Market orders are the most common and straightforward type of orders. They entail an instant exchange of value and offer a quick and reliable method of entering a trade.

Why Use a Market Order?

Market orders are the most popular and uncomplicated way to trade assets. They are usually completed quickly at the current best price available. Market orders are used for trades where the price is less important than the promptness of the transaction. This type of order is common for assets with relatively low volatility and a high trading volume.

If you are trading with TabTrader, the platform will make sure you get the best price possible when executing a market order.

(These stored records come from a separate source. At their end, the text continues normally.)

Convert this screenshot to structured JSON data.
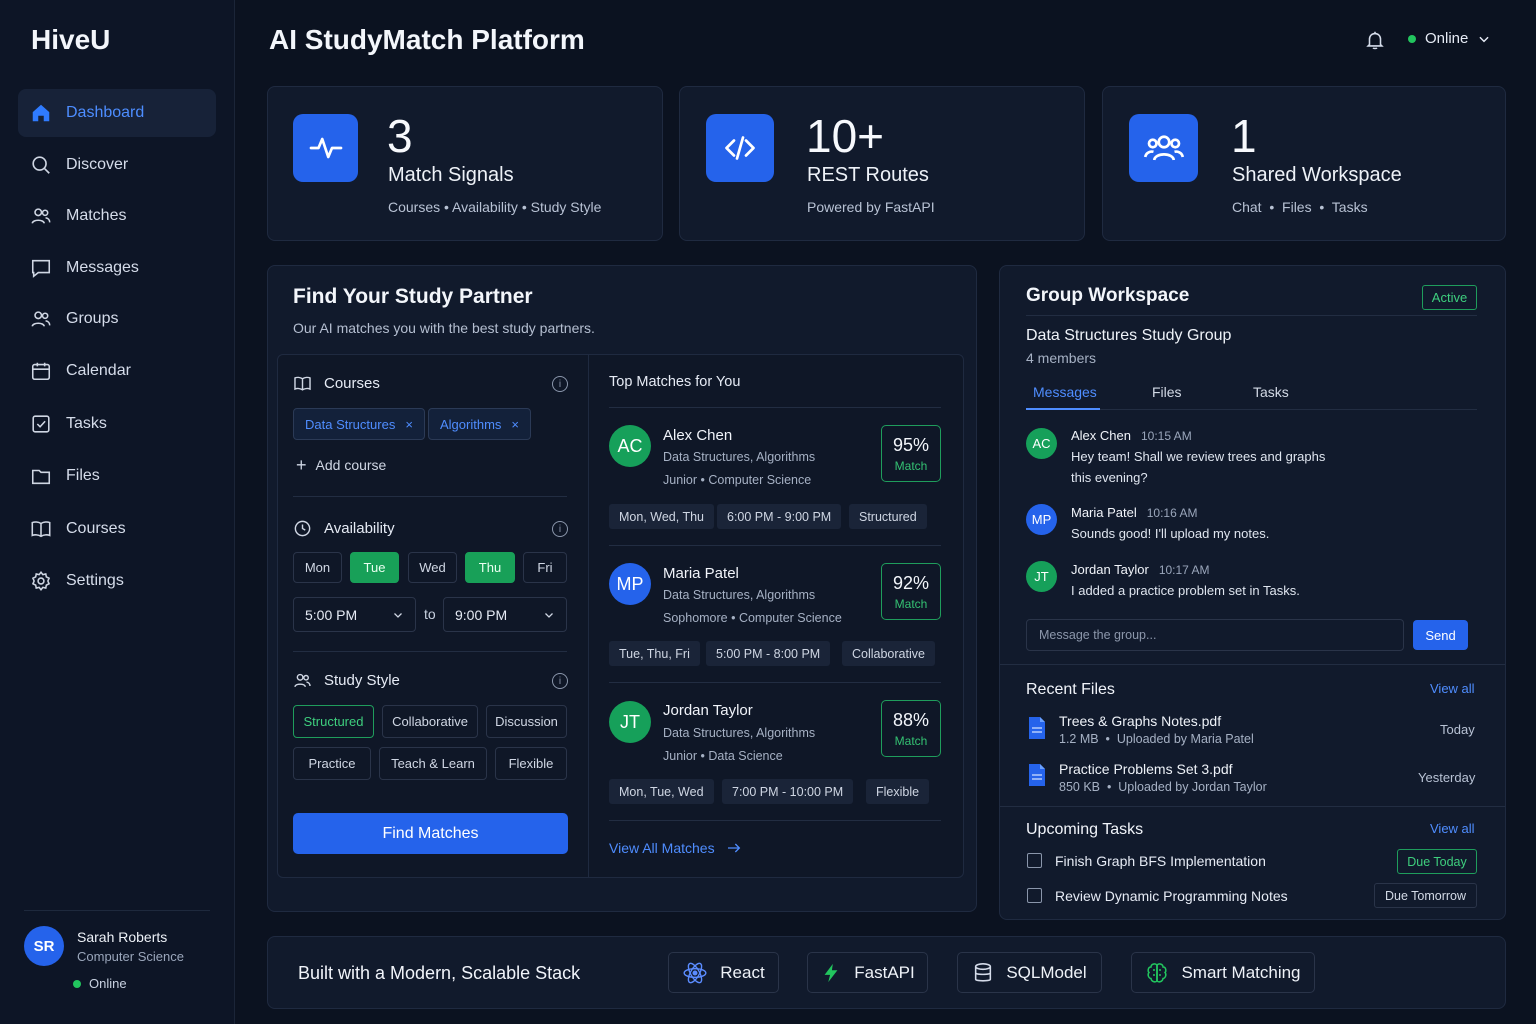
{
  "app": {
    "brand": "HiveU",
    "page_title": "AI StudyMatch Platform"
  },
  "header": {
    "status": "Online"
  },
  "sidebar": {
    "items": [
      {
        "label": "Dashboard",
        "icon": "home-icon"
      },
      {
        "label": "Discover",
        "icon": "search-icon"
      },
      {
        "label": "Matches",
        "icon": "users-icon"
      },
      {
        "label": "Messages",
        "icon": "message-icon"
      },
      {
        "label": "Groups",
        "icon": "users-icon"
      },
      {
        "label": "Calendar",
        "icon": "calendar-icon"
      },
      {
        "label": "Tasks",
        "icon": "checkbox-icon"
      },
      {
        "label": "Files",
        "icon": "folder-icon"
      },
      {
        "label": "Courses",
        "icon": "book-icon"
      },
      {
        "label": "Settings",
        "icon": "gear-icon"
      }
    ],
    "active": "Dashboard",
    "user": {
      "initials": "SR",
      "name": "Sarah Roberts",
      "dept": "Computer Science",
      "status": "Online"
    }
  },
  "stats": [
    {
      "value": "3",
      "label": "Match Signals",
      "sub": "Courses • Availability • Study Style",
      "icon": "pulse-icon"
    },
    {
      "value": "10+",
      "label": "REST Routes",
      "sub": "Powered by FastAPI",
      "icon": "code-icon"
    },
    {
      "value": "1",
      "label": "Shared Workspace",
      "sub": "Chat  •  Files  •  Tasks",
      "icon": "group-icon"
    }
  ],
  "finder": {
    "title": "Find Your Study Partner",
    "subtitle": "Our AI matches you with the best study partners.",
    "courses_label": "Courses",
    "courses": [
      "Data Structures",
      "Algorithms"
    ],
    "add_course": "Add course",
    "availability_label": "Availability",
    "days": [
      {
        "label": "Mon",
        "on": false
      },
      {
        "label": "Tue",
        "on": true
      },
      {
        "label": "Wed",
        "on": false
      },
      {
        "label": "Thu",
        "on": true
      },
      {
        "label": "Fri",
        "on": false
      }
    ],
    "time_from": "5:00 PM",
    "time_to_word": "to",
    "time_to": "9:00 PM",
    "style_label": "Study Style",
    "styles": [
      {
        "label": "Structured",
        "on": true
      },
      {
        "label": "Collaborative",
        "on": false
      },
      {
        "label": "Discussion",
        "on": false
      },
      {
        "label": "Practice",
        "on": false
      },
      {
        "label": "Teach & Learn",
        "on": false
      },
      {
        "label": "Flexible",
        "on": false
      }
    ],
    "find_button": "Find Matches",
    "matches_title": "Top Matches for You",
    "matches": [
      {
        "initials": "AC",
        "name": "Alex Chen",
        "courses": "Data Structures, Algorithms",
        "year": "Junior • Computer Science",
        "pct": "95%",
        "match_label": "Match",
        "days": "Mon, Wed, Thu",
        "time": "6:00 PM - 9:00 PM",
        "style": "Structured"
      },
      {
        "initials": "MP",
        "name": "Maria Patel",
        "courses": "Data Structures, Algorithms",
        "year": "Sophomore • Computer Science",
        "pct": "92%",
        "match_label": "Match",
        "days": "Tue, Thu, Fri",
        "time": "5:00 PM - 8:00 PM",
        "style": "Collaborative"
      },
      {
        "initials": "JT",
        "name": "Jordan Taylor",
        "courses": "Data Structures, Algorithms",
        "year": "Junior • Data Science",
        "pct": "88%",
        "match_label": "Match",
        "days": "Mon, Tue, Wed",
        "time": "7:00 PM - 10:00 PM",
        "style": "Flexible"
      }
    ],
    "view_all": "View All Matches"
  },
  "workspace": {
    "title": "Group Workspace",
    "badge": "Active",
    "group_name": "Data Structures Study Group",
    "members": "4 members",
    "tabs": [
      "Messages",
      "Files",
      "Tasks"
    ],
    "messages": [
      {
        "initials": "AC",
        "name": "Alex Chen",
        "time": "10:15 AM",
        "text1": "Hey team! Shall we review trees and graphs",
        "text2": "this evening?"
      },
      {
        "initials": "MP",
        "name": "Maria Patel",
        "time": "10:16 AM",
        "text1": "Sounds good! I'll upload my notes.",
        "text2": ""
      },
      {
        "initials": "JT",
        "name": "Jordan Taylor",
        "time": "10:17 AM",
        "text1": "I added a practice problem set in Tasks.",
        "text2": ""
      }
    ],
    "input_placeholder": "Message the group...",
    "send": "Send",
    "files_title": "Recent Files",
    "files_view_all": "View all",
    "files": [
      {
        "name": "Trees & Graphs Notes.pdf",
        "meta": "1.2 MB  •  Uploaded by Maria Patel",
        "date": "Today"
      },
      {
        "name": "Practice Problems Set 3.pdf",
        "meta": "850 KB  •  Uploaded by Jordan Taylor",
        "date": "Yesterday"
      }
    ],
    "tasks_title": "Upcoming Tasks",
    "tasks_view_all": "View all",
    "tasks": [
      {
        "text": "Finish Graph BFS Implementation",
        "due": "Due Today"
      },
      {
        "text": "Review Dynamic Programming Notes",
        "due": "Due Tomorrow"
      }
    ]
  },
  "stack": {
    "title": "Built with a Modern, Scalable Stack",
    "items": [
      {
        "label": "React",
        "icon": "react-icon"
      },
      {
        "label": "FastAPI",
        "icon": "bolt-icon"
      },
      {
        "label": "SQLModel",
        "icon": "database-icon"
      },
      {
        "label": "Smart Matching",
        "icon": "brain-icon"
      }
    ]
  },
  "colors": {
    "accent": "#2563eb",
    "success": "#18a058",
    "background": "#0b1220",
    "card": "#111a2c"
  }
}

Pros and cons of a market order

  • Fastest execution possible
  • High chance of order completion
  • Easy to use
  • Final price is determined by the market
  • Inconvenient for low-cap asset trades

Market Order vs. Limit Order

Market orders complete trades at the current available market price while limit orders can set a maximum price for buying and a minimum price for selling. A limit order will only be processed after the price surpasses an indicated level. With limit orders a trade will not be executed unless the price reaches a specific valuation.

Limit orders are convenient in case a trade involves volatile assets with low liquidity while market orders are usually best for high-cap assets.

Example of a Market Order

Let us say token X bid and ask prices are 18 and 20 USD, respectively. There is also a pending order for 100 token X available for purchase for the ask price. Then, if a trader places a market order for 200 tokens, half of the tokens will be bought instantly for 20 USD per token, while the rest will be purchased for whatever price comes next. It may be as high as 21 or 22 USD per token or even more depending on how liquid this token is.

When trading with TabTrader users receive the best available price for any order on the market.

Market Order FAQs

Here you can find answers to most frequently asked questions. If anything remains unclear, please don’t hesitate to tell us!

What does a market order mean?

By placing a market order you give your broker, exchange or trading platform an instruction to execute a transaction at the current market price. This kind of order is the most popular among traders and investors.

What is an example of a market order?

Let us say there is an ask order for 100 units of token X at 5 USD per unit on an exchange’s order book. Should a trader wish to buy 50 token X through a market order, their trade will be completed immediately.

What is the advantage of a market order?

Traders choose a market order when they want a transaction executed fast and with a high chance of completion. Market orders are also easier to use than the limit orders when trading assets in bulk.

How are market orders filled?

Market orders are executed at a price given by the market, while limit orders leave traders more in control over the final asset valuation in their transaction. Market orders for popular stocks, currency pairs, commodities or cryptoassets are filled almost immediately, while orders for less-liquid assets can take longer to execute.